Ironically, after living in England for almost five years, Spencer's character initially sounded more London than Melbourne. Although his English twang has noticeably faded in more recent episodes, Spencer liked that Chase couldn't be readily identified as coming from one particular country.

 

"I like messy accents," he says. "The character is well travelled and has spent time abroad. I might start to pick up a slight American accent which would be good because I know so many people whose accents are a mixture of places and are messy."

 

Spencer wasn't quite so happy to compromise when required to use the US abbreviation for mathematics during one scene. "We were doing a read-through and I kept saying 'maths' instead of 'math'," he says. During a break in rehearsal, he was confronted by a bewildered script supervisor who instructed him to drop the 's'. When his protests fell on deaf ears, Spencer complied reluctantly.

 

Yet he is envied by English leading man Hugh Laurie, who had to drop every trace of his own nationality to play the bad-tempered Dr Gregory House. "He works really hard, he's got such a tough gig," Spencer says of his Golden Globe-winning colleague. "Not just the medical stuff – which he has to deliver rapid-fire – but the accent on top of that is such a tall order. And a very difficult character. If I tried to play this character he'd probably just end up looking like an a..hole but Hugh somehow brings a comedic edge into it. "You almost feel sorry for the guy (House) sometimes because you see into his soul.
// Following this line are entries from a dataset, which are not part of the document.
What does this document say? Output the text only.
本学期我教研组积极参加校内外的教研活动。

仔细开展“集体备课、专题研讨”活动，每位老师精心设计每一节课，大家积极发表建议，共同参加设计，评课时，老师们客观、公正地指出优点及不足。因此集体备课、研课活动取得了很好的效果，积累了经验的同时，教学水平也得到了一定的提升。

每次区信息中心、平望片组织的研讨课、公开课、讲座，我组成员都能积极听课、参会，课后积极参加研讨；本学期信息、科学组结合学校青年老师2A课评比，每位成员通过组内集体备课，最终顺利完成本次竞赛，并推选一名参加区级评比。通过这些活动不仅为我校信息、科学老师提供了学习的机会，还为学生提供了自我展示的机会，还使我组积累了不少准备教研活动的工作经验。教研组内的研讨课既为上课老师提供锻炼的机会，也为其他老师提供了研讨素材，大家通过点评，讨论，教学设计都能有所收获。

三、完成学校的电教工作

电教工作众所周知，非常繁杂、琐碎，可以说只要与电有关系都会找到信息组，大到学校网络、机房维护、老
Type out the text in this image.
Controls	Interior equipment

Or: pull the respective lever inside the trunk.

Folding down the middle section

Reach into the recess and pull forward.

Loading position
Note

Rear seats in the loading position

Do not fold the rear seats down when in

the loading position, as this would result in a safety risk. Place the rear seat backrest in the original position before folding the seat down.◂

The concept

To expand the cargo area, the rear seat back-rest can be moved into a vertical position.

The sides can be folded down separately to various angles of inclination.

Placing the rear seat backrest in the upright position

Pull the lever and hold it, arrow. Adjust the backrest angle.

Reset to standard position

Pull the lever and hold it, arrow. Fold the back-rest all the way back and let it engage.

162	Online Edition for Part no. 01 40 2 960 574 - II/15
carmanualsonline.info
He pulls it all together so well."

 

Nonetheless, Laurie's on-screen dominance on House can sometimes leave the ensemble cast in his shadow. Happily for Spencer, the other characters in the show are becoming more fully-fledged as the second series progresses. "It has happened this season – not as much as I had hoped – but they are being fleshed out a bit more," he says. "It's so good when you get to play an emotional story rather than just do the medical stuff."

 

While Spencer doesn't get the opportunity to come home as often as he'd like, his Melbourne-based family make sure they catch up with his fictional counterpart every week. For his part, Spencer – who is dating House co-star Jennifer Morrison – has happily adjusted to life in LA and is making sure he doesn't take starring in a prime-time hit for granted.

 

"When the figures come out the morning after the show has been on the air everyone says, 'What are the figures, what are the figures? Are we up, are we down?'" he laughs. "At the start I thought, 'What's everyone so anxious about', but it's such a big thing because if you start getting bad figures your head really can be on the chopping block. So now I'm the guy on Wednesday mornings (after House is shown on Tuesday nights in the US) saying, 'Oh my God ... what are the figures? How are we?' I'm just like them now."